Ça faisait bien trois heures qu’on rôdait affamés comme des cons. On approchait de ce moment près de l’aube où les dingues du runings et les pépères à son Youki envahissent les rues. Notre marge de manœuvre était mince. On s’est tous tourné vers le Taré avec espoir.

–Tu es sûr de ce que tu avances, mon ami, demanda prudemment Danseuse ?

Il hocha la tête. Marjorie s’énerva :

— N’importe quoi ! C’est digne d’une légende urbaine ! Qui croirait à ces conneries ? Si ça existait sur le domaine de… s’il y’en avait, je le saurais !

– C’est un secret d’initiés, lui répondit le Taré, avec une sorte de hauteur pleine de morgue. J’en revenais pas. Il y’a deux secondes il baragouinait comme un bébé, et d’un coup le voilà qui snobait Marjo. Je sais pas si je trouvais ça drôle ou effrayant.

Marjo s’approcha à quelques centimètres de son visage pour le fusiller du regard. Elle était beaucoup plus petite que lui, mais on savait qui avait l’avantage.

–Et où est-ce qu’elle est ta petite boutique des horreurs, papi ? Hein ? Entre le labo des souhaits et l’échoppe des souvenirs perdus ? On paye avec son âme, une chèvre blanche ou ils prennent la C.B. ?

–Suivez-moi, dit le Taré, d’un air décidé.
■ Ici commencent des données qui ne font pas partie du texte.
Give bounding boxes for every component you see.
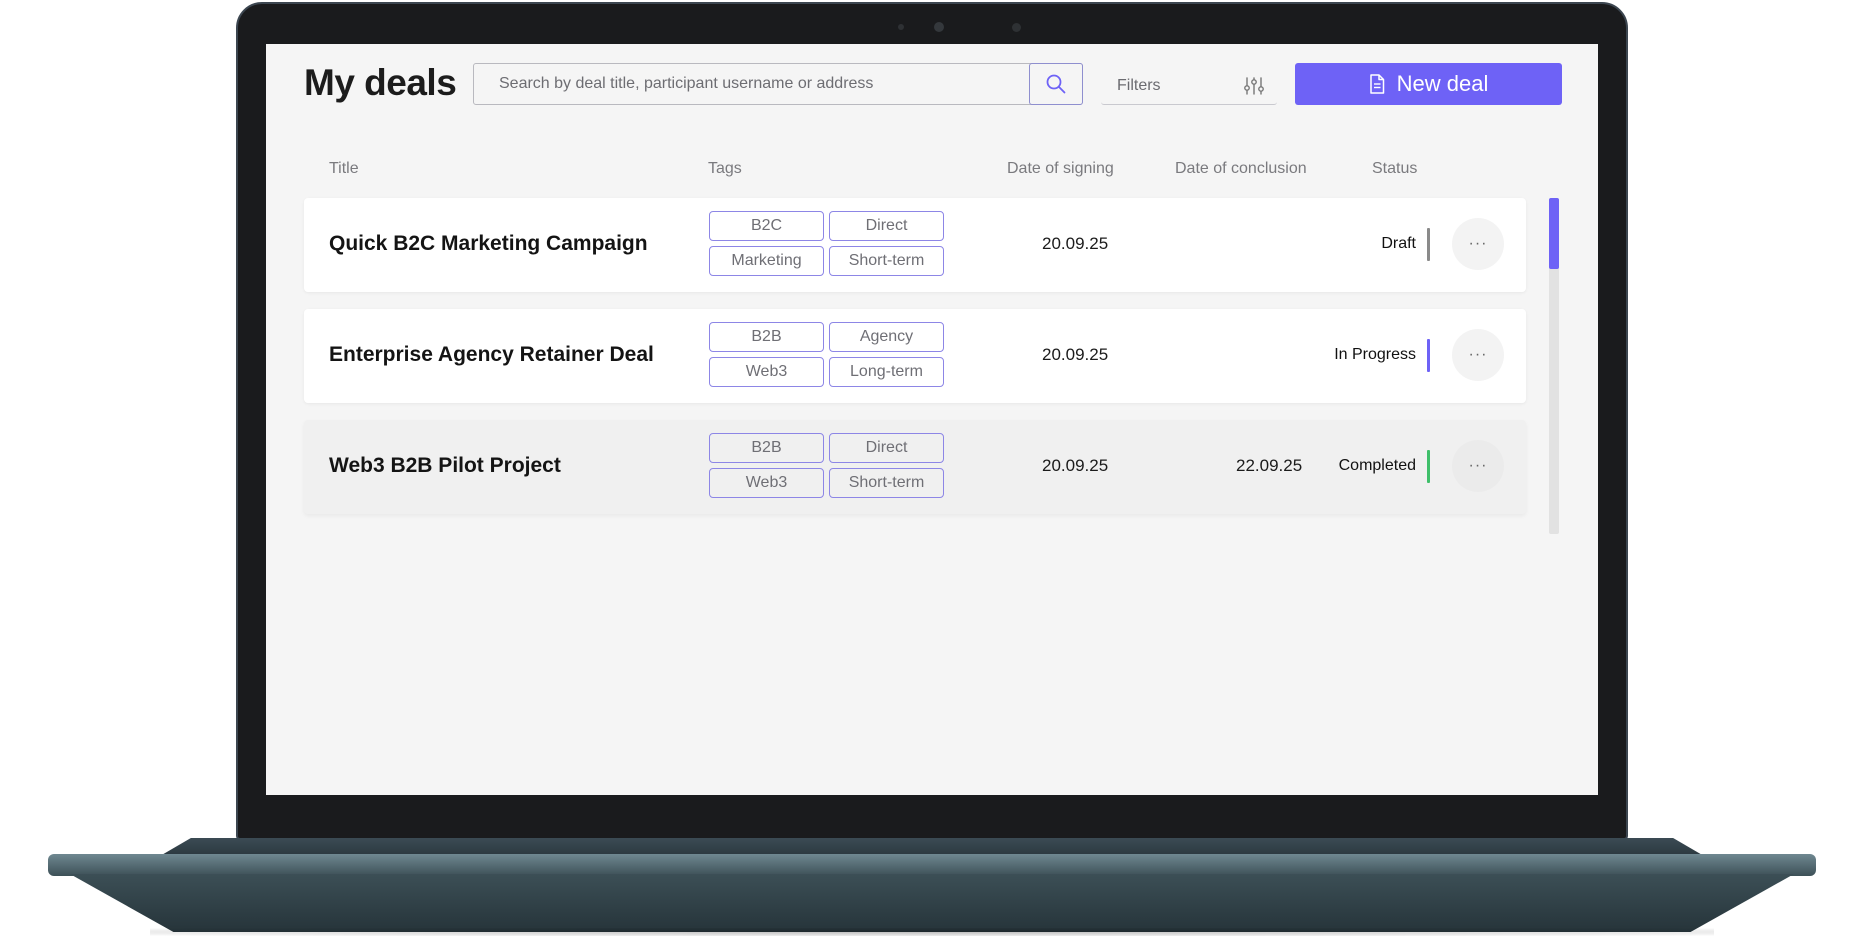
search-input[interactable] — [474, 64, 1030, 104]
deal-tag: Agency — [829, 322, 944, 352]
status-indicator — [1427, 339, 1430, 372]
deal-title: Enterprise Agency Retainer Deal — [329, 343, 654, 366]
date-of-signing: 20.09.25 — [1042, 456, 1109, 475]
deal-tag: Direct — [829, 211, 944, 241]
more-dots-icon: ··· — [1468, 346, 1488, 363]
deal-tag: Short-term — [829, 246, 944, 276]
deal-tag: Long-term — [829, 357, 944, 387]
deal-title: Web3 B2B Pilot Project — [329, 454, 561, 477]
deal-tag: Web3 — [709, 468, 824, 498]
date-of-signing: 20.09.25 — [1042, 345, 1109, 364]
deal-row[interactable]: Quick B2C Marketing Campaign B2C Direct … — [304, 198, 1526, 292]
column-header-title: Title — [329, 160, 359, 177]
camera-lens — [934, 22, 944, 32]
more-dots-icon: ··· — [1468, 457, 1488, 474]
deal-tag: B2B — [709, 322, 824, 352]
camera-sensor-right — [1012, 23, 1021, 32]
deal-tag: Web3 — [709, 357, 824, 387]
document-icon — [1369, 74, 1384, 94]
scrollbar-thumb[interactable] — [1549, 198, 1559, 269]
filters-label: Filters — [1117, 76, 1161, 94]
filters-dropdown[interactable]: Filters — [1101, 67, 1277, 105]
status-indicator — [1427, 228, 1430, 261]
status-label: Draft — [1381, 235, 1416, 252]
search-icon — [1046, 74, 1066, 94]
more-options-button[interactable]: ··· — [1452, 440, 1504, 492]
status-indicator — [1427, 450, 1430, 483]
laptop-base — [70, 874, 1794, 932]
sliders-icon — [1244, 76, 1264, 95]
column-header-date-conclusion: Date of conclusion — [1175, 160, 1307, 177]
deal-tag: B2B — [709, 433, 824, 463]
deal-tag: Marketing — [709, 246, 824, 276]
deal-row[interactable]: Enterprise Agency Retainer Deal B2B Agen… — [304, 309, 1526, 403]
deal-title: Quick B2C Marketing Campaign — [329, 232, 648, 255]
new-deal-label: New deal — [1396, 71, 1489, 96]
deal-row[interactable]: Web3 B2B Pilot Project B2B Direct Web3 S… — [304, 420, 1526, 514]
status-label: Completed — [1338, 457, 1416, 474]
more-options-button[interactable]: ··· — [1452, 218, 1504, 270]
deal-tag: B2C — [709, 211, 824, 241]
laptop-mockup: My deals Filters — [0, 0, 1864, 938]
column-header-date-signing: Date of signing — [1007, 160, 1114, 177]
laptop-base-edge — [48, 854, 1816, 876]
deal-tag: Short-term — [829, 468, 944, 498]
laptop-shadow — [150, 928, 1714, 936]
column-header-status: Status — [1372, 160, 1418, 177]
scrollbar-track[interactable] — [1549, 198, 1559, 534]
status-label: In Progress — [1334, 346, 1416, 363]
date-of-signing: 20.09.25 — [1042, 234, 1109, 253]
column-header-tags: Tags — [708, 160, 742, 177]
camera-sensor-left — [898, 24, 904, 30]
search-button[interactable] — [1029, 63, 1083, 105]
page-title: My deals — [304, 62, 457, 103]
app-screen: My deals Filters — [266, 44, 1598, 795]
more-options-button[interactable]: ··· — [1452, 329, 1504, 381]
new-deal-button[interactable]: New deal — [1295, 63, 1562, 105]
search-box — [473, 63, 1083, 105]
deal-tag: Direct — [829, 433, 944, 463]
more-dots-icon: ··· — [1468, 235, 1488, 252]
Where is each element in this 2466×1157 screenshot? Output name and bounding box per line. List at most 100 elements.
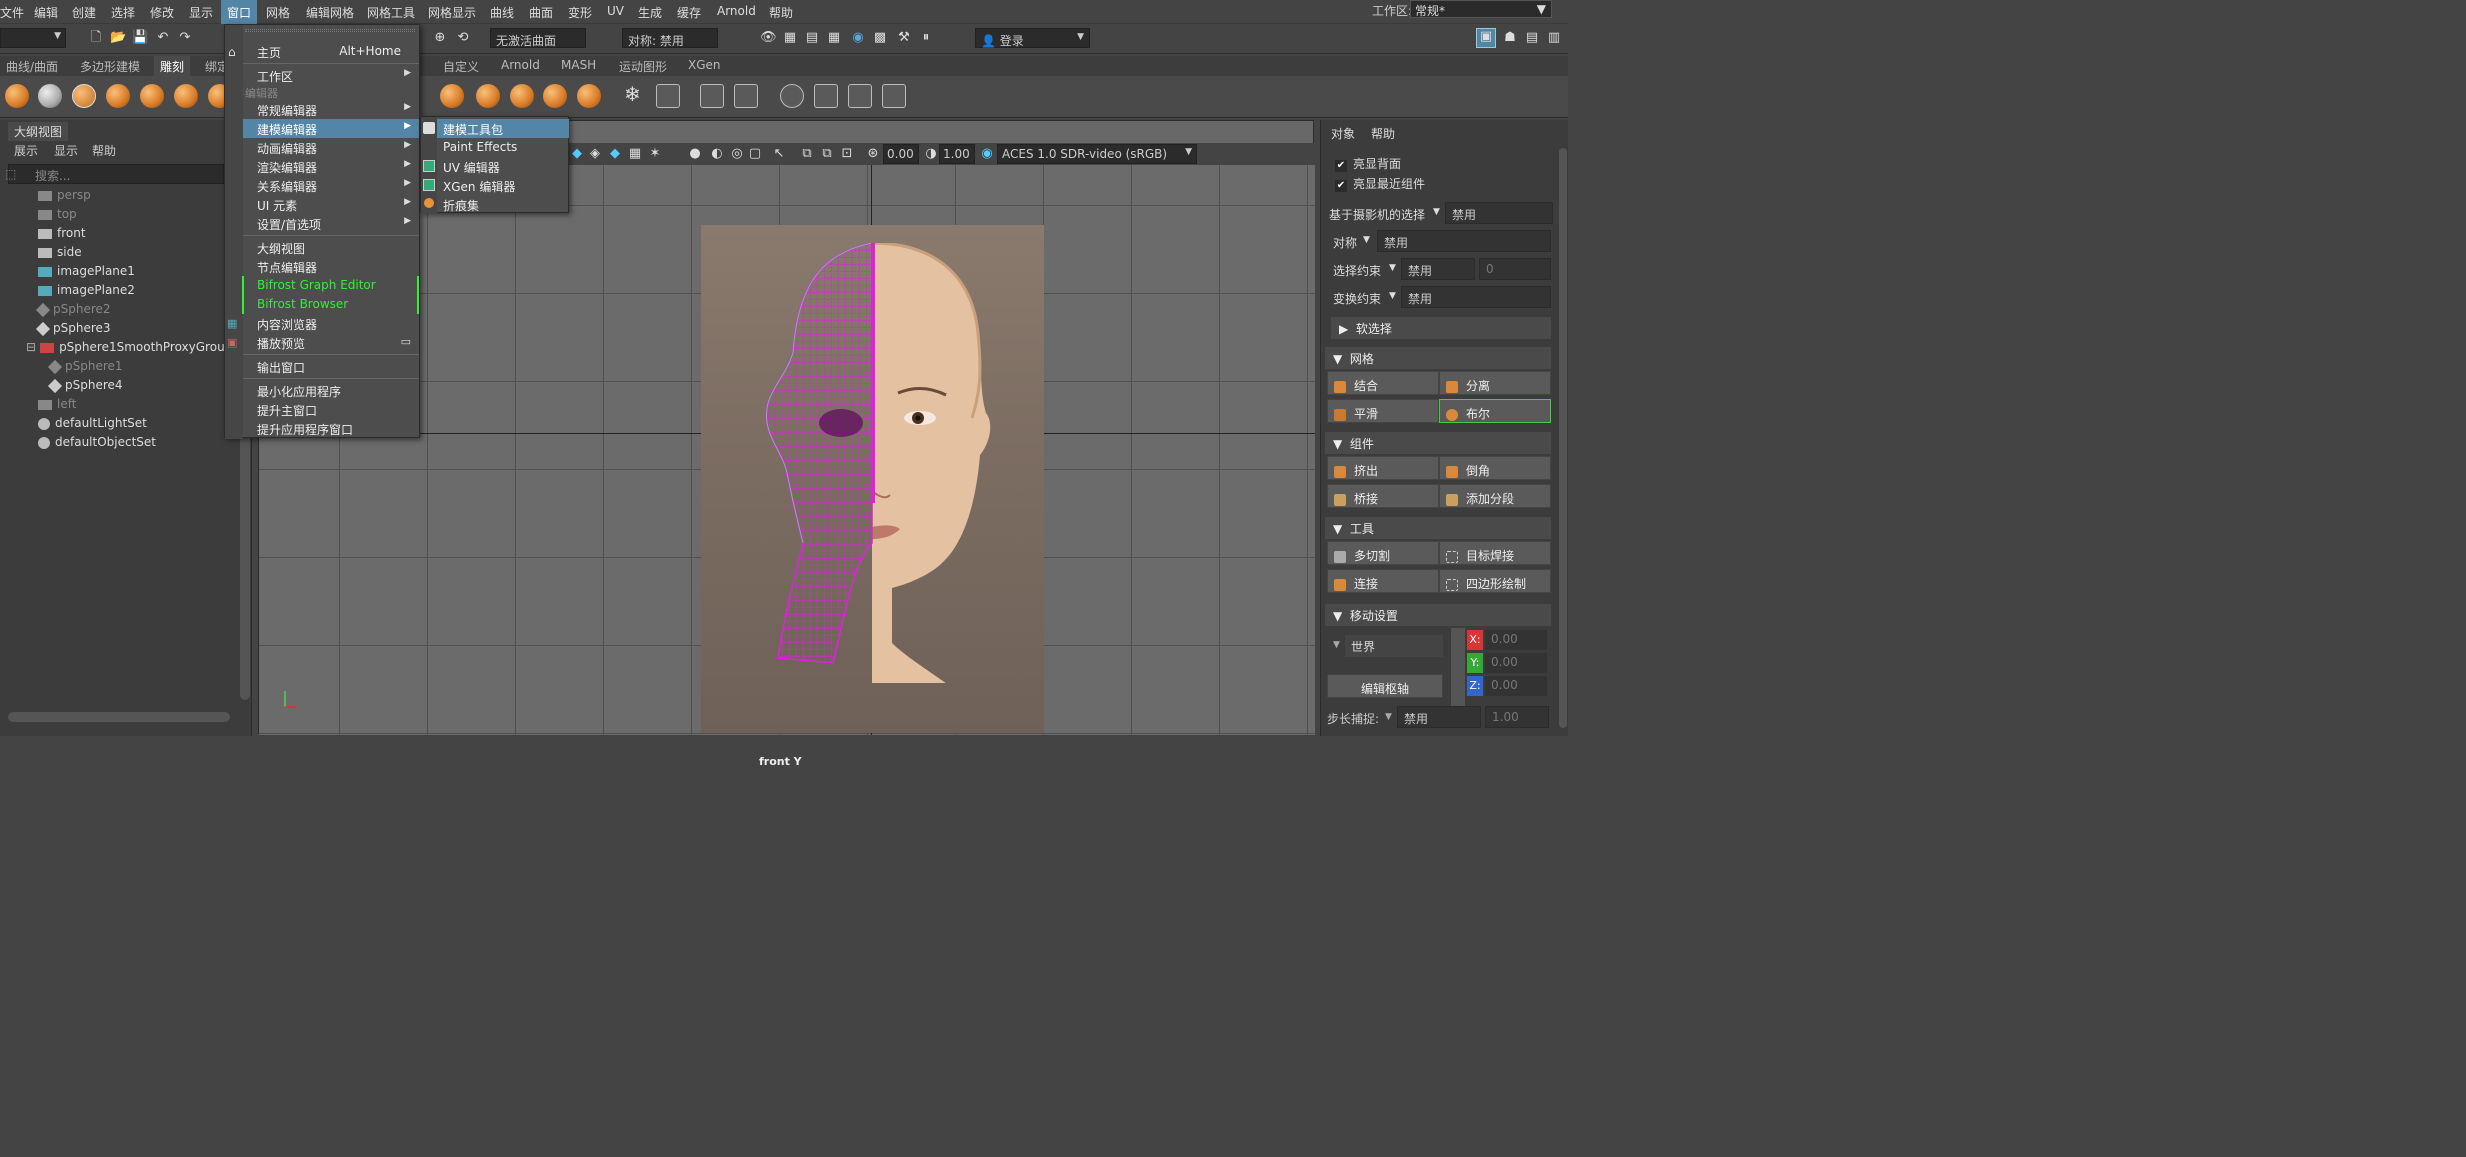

Puis il tourna le dos à Marjo. »

On a tous admiré son aplomb alors on l’a suivi. Et puis, j’avais la dalle. J’était prêt à croire à n’importe quelle histoire si j’avais ma dose de barbaque à la fin.

L’idée avait de quoi faire fantasmer : se pointer en file avec son steak de Dupont ; le néon blanc, le bip d’un code-barre, le regard indifférent d’un employé de caisse, et repartir avec de quoi remplir sa panse, comme une personne normale. J’aurais jamais cru que tous ces trucs étaient importants pour moi, mais ça m’est revenu tout d’un coup…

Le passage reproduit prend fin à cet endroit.